Si la remise est accordée, la règle de spécialité protège la personne remise contre des poursuites pour des faits antérieurs à la remise autres que ceux ayant justifié le MAE. Sauf consentement exprès de la personne ou autorisation complémentaire de l'État d'exécution, cette protection est d'ordre public.
Lorsqu'un MAE est émis par la France contre une personne résidant dans un autre État membre, la procédure se déroule devant les autorités judiciaires de cet État. La personne bénéficie des mêmes droits fondamentaux — assistance d'un avocat, interprète, droit d'être informée — dans le pays où elle est arrêtée. Elle a également la faculté de mandater un avocat en France pour suivre la procédure du côté de l'autorité d'émission.
Il convient de noter que le MAE coexiste avec les notices rouges Interpol, qui peuvent être diffusées parallèlement pour les mêmes personnes hors de l'espace Schengen. Ces deux mécanismes obéissent à des logiques différentes et appellent des stratégies de défense distinctes.
Face à un mandat d'arrêt européen, chaque heure compte. Les délais imposés par la procédure laissent peu de marge pour improviser une défense. Notre cabinet spécialisé en droit pénal intervient en urgence pour analyser le MAE, identifier les motifs de refus et représenter vos intérêts devant la chambre de l'instruction. N'attendez pas : prenez rendez-vous avec notre cabinet dès que vous êtes informé d'une procédure vous concernant.

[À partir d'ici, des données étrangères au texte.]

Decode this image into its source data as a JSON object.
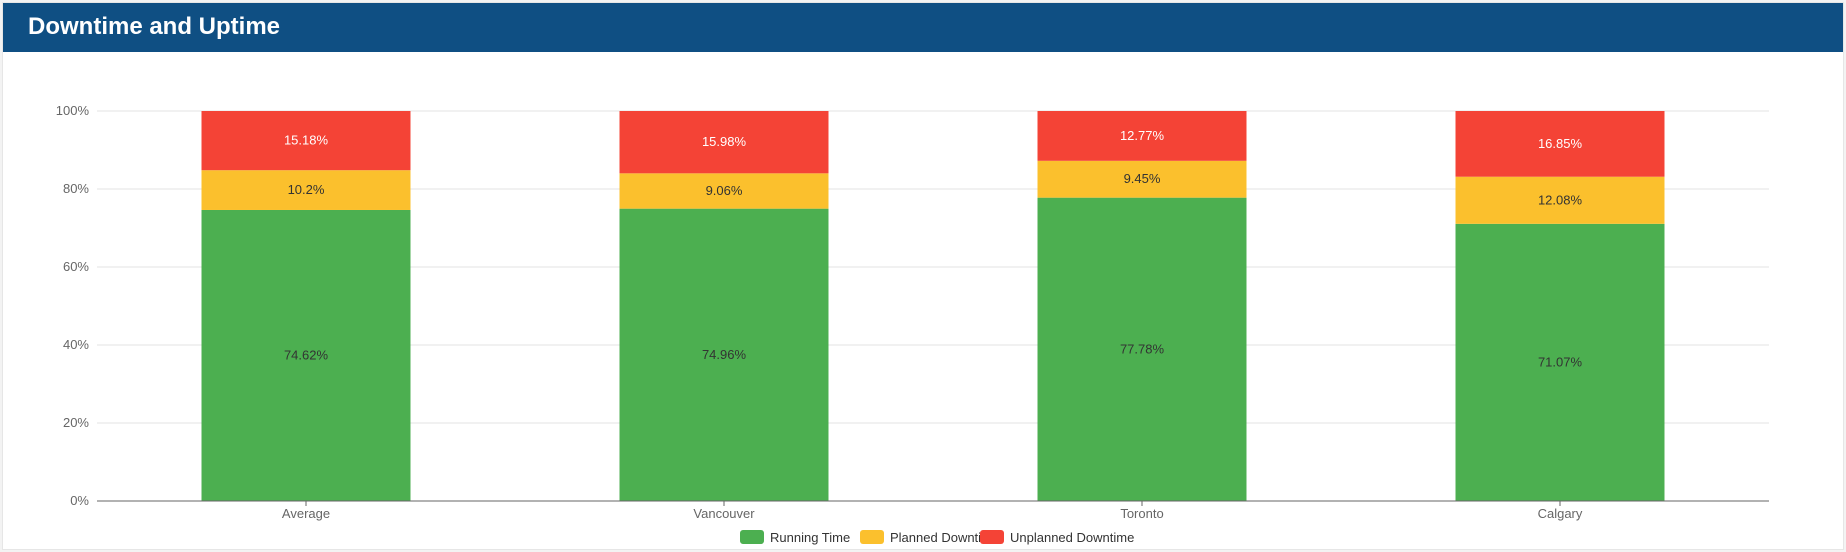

La chambre de l'instruction dispose en principe de 60 jours à compter de l'arrestation pour statuer sur la remise. Si la personne consent à sa remise, ce délai est ramené à 10 jours. La remise effective doit ensuite intervenir dans les 10 jours suivant la décision définitive. Des prorogations sont possibles dans des circonstances exceptionnelles, mais restent encadrées.
Oui. La nationalité française constitue un motif facultatif de refus de remise. Toutefois, si la France refuse la remise pour ce motif, elle est tenue de poursuivre elle-même la personne pour les faits visés par le MAE, sous réserve que sa propre compétence territoriale soit établie ou que l'État d'émission transmette le dossier à des fins de poursuite.
Oui. Depuis la jurisprudence de la Cour de justice de l'UE, la chambre de l'instruction peut surseoir à statuer ou refuser la remise lorsqu'il existe des éléments objectifs démontrant un risque réel de violation des droits fondamentaux — mauvaises conditions de détention, atteinte à l'indépendance judiciaire — dans l'État d'émission. Cet axe de défense nécessite une argumentation précise et documentée.
Il n'existe pas de durée de validité légale uniforme. Un MAE émis aux fins de poursuites reste valable tant que les faits ne sont pas prescrits selon le droit de l'État d'émission. Un MAE aux fins d'exécution d'une peine demeure valable tant que la peine reste exécutable. En pratique, les MAE sont enregistrés dans le Système d'Information Schengen (SIS II) et peuvent donc être exécutés à tout moment dans l'espace Schengen.